Coculture of osteoclast precursors with rheumatoid synovial fibroblasts induces osteoclastogenesis via transforming growth factor β–mediated down‐regulation of osteoprotegerin

Abstract

The mechanisms of osteoclast maturation and the role of rheumatoid arthritis (RA) synovial fibroblasts in the control of osteoclastogenesis remain unclear. The purpose of this study was to determine the humoral factors that influence osteoclast differentiation resulting from mutual interactions between osteoclast progenitor cells and synovial fibroblasts. The cloned mouse macrophage cell line RAW 264.7 or isolated human CD14+ monocytes were cocultured with RA or osteoarthritis (OA) synovial fibroblasts in the presence of RANKL. Osteoclasts were visualized by staining for tartrate-resistant acid phosphatase (TRAP), and their functions were evaluated by bone resorption assay. Transforming growth factor beta (TGFbeta) and osteoprotegerin (OPG) levels were measured by enzyme-linked immunosorbent assay. Expression of pSmad2 and Smad7 was analyzed by Western blotting.

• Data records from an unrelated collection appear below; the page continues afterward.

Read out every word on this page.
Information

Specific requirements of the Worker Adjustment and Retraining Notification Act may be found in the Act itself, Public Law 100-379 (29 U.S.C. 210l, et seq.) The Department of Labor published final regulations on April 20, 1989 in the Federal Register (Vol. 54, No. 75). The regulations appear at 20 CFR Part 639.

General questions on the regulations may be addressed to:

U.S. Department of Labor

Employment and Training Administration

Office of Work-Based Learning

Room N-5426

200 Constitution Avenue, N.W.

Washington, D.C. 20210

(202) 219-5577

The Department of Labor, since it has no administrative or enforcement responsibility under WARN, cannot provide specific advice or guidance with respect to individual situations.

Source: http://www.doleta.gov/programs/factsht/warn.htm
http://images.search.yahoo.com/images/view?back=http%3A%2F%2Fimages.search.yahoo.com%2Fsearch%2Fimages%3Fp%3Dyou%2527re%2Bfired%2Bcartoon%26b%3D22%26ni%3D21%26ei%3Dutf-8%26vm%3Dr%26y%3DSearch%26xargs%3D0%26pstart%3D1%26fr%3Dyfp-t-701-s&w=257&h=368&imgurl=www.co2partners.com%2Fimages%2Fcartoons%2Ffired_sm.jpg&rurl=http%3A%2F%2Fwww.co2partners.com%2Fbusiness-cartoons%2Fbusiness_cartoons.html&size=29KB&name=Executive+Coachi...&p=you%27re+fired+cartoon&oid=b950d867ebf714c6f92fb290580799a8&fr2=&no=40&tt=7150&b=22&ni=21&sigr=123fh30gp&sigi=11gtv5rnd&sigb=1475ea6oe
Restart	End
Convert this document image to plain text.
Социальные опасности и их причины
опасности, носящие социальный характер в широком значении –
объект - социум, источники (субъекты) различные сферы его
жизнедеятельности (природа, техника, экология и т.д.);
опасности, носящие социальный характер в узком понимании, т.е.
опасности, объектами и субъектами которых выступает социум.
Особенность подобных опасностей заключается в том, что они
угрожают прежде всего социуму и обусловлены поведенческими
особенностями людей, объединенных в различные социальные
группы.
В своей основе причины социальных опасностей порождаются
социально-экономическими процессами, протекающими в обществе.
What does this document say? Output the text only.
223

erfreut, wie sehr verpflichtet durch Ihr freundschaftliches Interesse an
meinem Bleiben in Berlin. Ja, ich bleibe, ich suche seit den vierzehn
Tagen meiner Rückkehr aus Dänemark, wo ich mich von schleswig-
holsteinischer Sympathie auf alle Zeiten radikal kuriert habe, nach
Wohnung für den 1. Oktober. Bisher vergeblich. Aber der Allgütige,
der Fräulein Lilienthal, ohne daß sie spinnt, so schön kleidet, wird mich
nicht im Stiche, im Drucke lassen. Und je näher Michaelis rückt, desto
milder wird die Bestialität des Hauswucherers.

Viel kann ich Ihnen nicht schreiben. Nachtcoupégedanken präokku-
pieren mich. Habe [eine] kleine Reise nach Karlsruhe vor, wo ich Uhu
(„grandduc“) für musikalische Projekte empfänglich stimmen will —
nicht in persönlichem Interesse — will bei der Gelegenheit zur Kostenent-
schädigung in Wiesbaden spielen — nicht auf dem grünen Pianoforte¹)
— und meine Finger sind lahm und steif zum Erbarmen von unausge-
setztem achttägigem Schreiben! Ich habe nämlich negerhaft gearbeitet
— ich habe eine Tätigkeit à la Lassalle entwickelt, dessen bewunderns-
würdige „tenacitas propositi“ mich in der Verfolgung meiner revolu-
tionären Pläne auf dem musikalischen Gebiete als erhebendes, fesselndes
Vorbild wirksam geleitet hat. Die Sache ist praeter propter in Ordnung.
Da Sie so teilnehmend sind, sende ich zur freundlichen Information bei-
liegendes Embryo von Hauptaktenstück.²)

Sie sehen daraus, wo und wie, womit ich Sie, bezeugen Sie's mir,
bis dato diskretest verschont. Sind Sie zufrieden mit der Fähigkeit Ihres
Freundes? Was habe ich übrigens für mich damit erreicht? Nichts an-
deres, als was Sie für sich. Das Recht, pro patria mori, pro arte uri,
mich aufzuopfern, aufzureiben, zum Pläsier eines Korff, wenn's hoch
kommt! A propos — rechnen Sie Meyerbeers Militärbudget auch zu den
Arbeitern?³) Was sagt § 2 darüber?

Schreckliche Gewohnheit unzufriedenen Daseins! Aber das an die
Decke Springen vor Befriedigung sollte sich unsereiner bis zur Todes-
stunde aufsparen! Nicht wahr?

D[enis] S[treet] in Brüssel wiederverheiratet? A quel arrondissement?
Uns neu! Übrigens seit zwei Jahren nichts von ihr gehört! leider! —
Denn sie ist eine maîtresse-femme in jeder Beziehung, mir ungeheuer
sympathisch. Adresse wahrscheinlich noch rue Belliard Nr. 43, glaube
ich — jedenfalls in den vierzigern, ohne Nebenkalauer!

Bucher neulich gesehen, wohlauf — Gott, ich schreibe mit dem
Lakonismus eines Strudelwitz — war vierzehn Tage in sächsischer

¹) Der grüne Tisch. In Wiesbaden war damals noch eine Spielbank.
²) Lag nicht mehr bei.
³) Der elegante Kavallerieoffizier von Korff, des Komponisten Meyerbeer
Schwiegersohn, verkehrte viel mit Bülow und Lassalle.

RANKL-mediated osteoclast formation was observed in cocultures of RAW cells with RA synovial cells, but not with OA synovial cells. This formation was inhibited by TGFbeta receptor kinase inhibitor or neutralizing TGFbeta antibody. Human CD14+ monocytes showed the same results with RAW 264.7, and bone resorption activity was consistent with osteoclast formation. RA synovial fibroblasts produced TGFbeta in response to cell-cell contact with RAW cells in a RANKL-dependent manner. TGFbeta reduced OPG production by RA synovial fibroblasts, but dose-dependently increased OPG secretion in OA synovial fibroblasts. TGFbeta decreased the expression of pSmad2 and increased the expression of Smad7 in RA synovial fibroblasts, but not OA synovial fibroblasts. Suppression of OPG production by down-regulation of TGFbeta/Smad2 signaling may contribute to RANKL-mediated osteoclastogenesis from RA synovial fibroblasts.